Chodząc po ogrodzie bonsai, co jakiś czas potrzebujemy coś uciąć i wtedy fajnie mieć pod ręką niezbędne podstawowe narzędzia.
Mój nauczyciel, Volker Einbock, zwykł chodzić po ogrodzie z niewielkim etui umocowanym przy pasku od spodni, w którym miał nożyczki oraz kuliste skośne kleszcze. Dzięki czemu doglądając codziennie swoją kolekcję drzewek, od razu mógł usuwać chore liście, czy przyciąć zbyt wyrastającą gałąź.
Od czasu, gdy sam mam niewielki ogród, zacząłem szukać czegoś podobnego dla siebie.
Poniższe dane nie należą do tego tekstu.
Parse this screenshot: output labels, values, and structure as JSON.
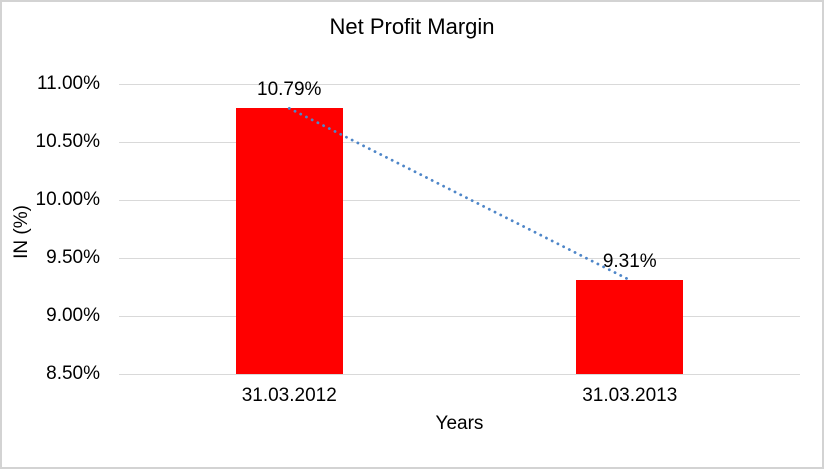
{
  "window": {
    "background": "#FFFFFF",
    "border_color": "#D3D3D3"
  },
  "chart_data": {
    "type": "bar",
    "title": "Net Profit Margin",
    "xlabel": "Years",
    "ylabel": "IN (%)",
    "categories": [
      "31.03.2012",
      "31.03.2013"
    ],
    "series": [
      {
        "name": "Net Profit Margin",
        "values": [
          10.79,
          9.31
        ],
        "data_labels": [
          "10.79%",
          "9.31%"
        ],
        "color": "#FF0000"
      }
    ],
    "y_axis": {
      "min": 8.5,
      "max": 11.0,
      "step": 0.5,
      "ticks": [
        11.0,
        10.5,
        10.0,
        9.5,
        9.0,
        8.5
      ],
      "tick_labels": [
        "11.00%",
        "10.50%",
        "10.00%",
        "9.50%",
        "9.00%",
        "8.50%"
      ]
    },
    "grid": true,
    "gridline_color": "#D9D9D9",
    "text_color": "#000000",
    "legend": "none",
    "trendline": {
      "type": "linear",
      "style": "dotted",
      "color": "#4E86C8",
      "from_value": 10.79,
      "to_value": 9.31
    }
  }
}
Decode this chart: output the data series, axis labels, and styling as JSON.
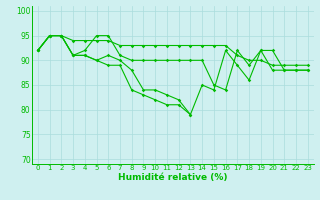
{
  "xlabel": "Humidité relative (%)",
  "bg_color": "#cff0f0",
  "grid_color": "#aadddd",
  "line_color": "#00bb00",
  "marker": "D",
  "marker_size": 1.8,
  "line_width": 0.8,
  "xlim": [
    -0.5,
    23.5
  ],
  "ylim": [
    69,
    101
  ],
  "yticks": [
    70,
    75,
    80,
    85,
    90,
    95,
    100
  ],
  "xticks": [
    0,
    1,
    2,
    3,
    4,
    5,
    6,
    7,
    8,
    9,
    10,
    11,
    12,
    13,
    14,
    15,
    16,
    17,
    18,
    19,
    20,
    21,
    22,
    23
  ],
  "series": [
    [
      92,
      95,
      95,
      94,
      94,
      94,
      94,
      93,
      93,
      93,
      93,
      93,
      93,
      93,
      93,
      93,
      93,
      91,
      90,
      90,
      89,
      89,
      89,
      89
    ],
    [
      92,
      95,
      95,
      91,
      92,
      95,
      95,
      91,
      90,
      90,
      90,
      90,
      90,
      90,
      90,
      85,
      84,
      92,
      89,
      92,
      92,
      88,
      88,
      88
    ],
    [
      92,
      95,
      95,
      91,
      91,
      90,
      91,
      90,
      88,
      84,
      84,
      83,
      82,
      79,
      85,
      84,
      92,
      89,
      86,
      92,
      88,
      88,
      88,
      88
    ],
    [
      92,
      95,
      95,
      91,
      91,
      90,
      89,
      89,
      84,
      83,
      82,
      81,
      81,
      79,
      null,
      null,
      null,
      null,
      null,
      null,
      null,
      null,
      null,
      null
    ]
  ]
}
Niestety takiego klimatycznego skórzanego etui jak to Volkera nie udało mi się znaleźć, ale mam coś innego, co również spełnia swoją rolę.
Etui można przymocować do paska od spodni lub też założyć na ramię. Osobiście bardziej korzystam z tej drugiej opcji.
Samo etui jest bardzo podobne do etui, które zwykli używać fryzjerzy, aby mieć nożyczki zawsze pod ręką.
Osobiście zachęcam do poszukania takiego rozwiązania dla siebie, gdyż znacznie ułatwia taką codzienną pracę z drzewkami.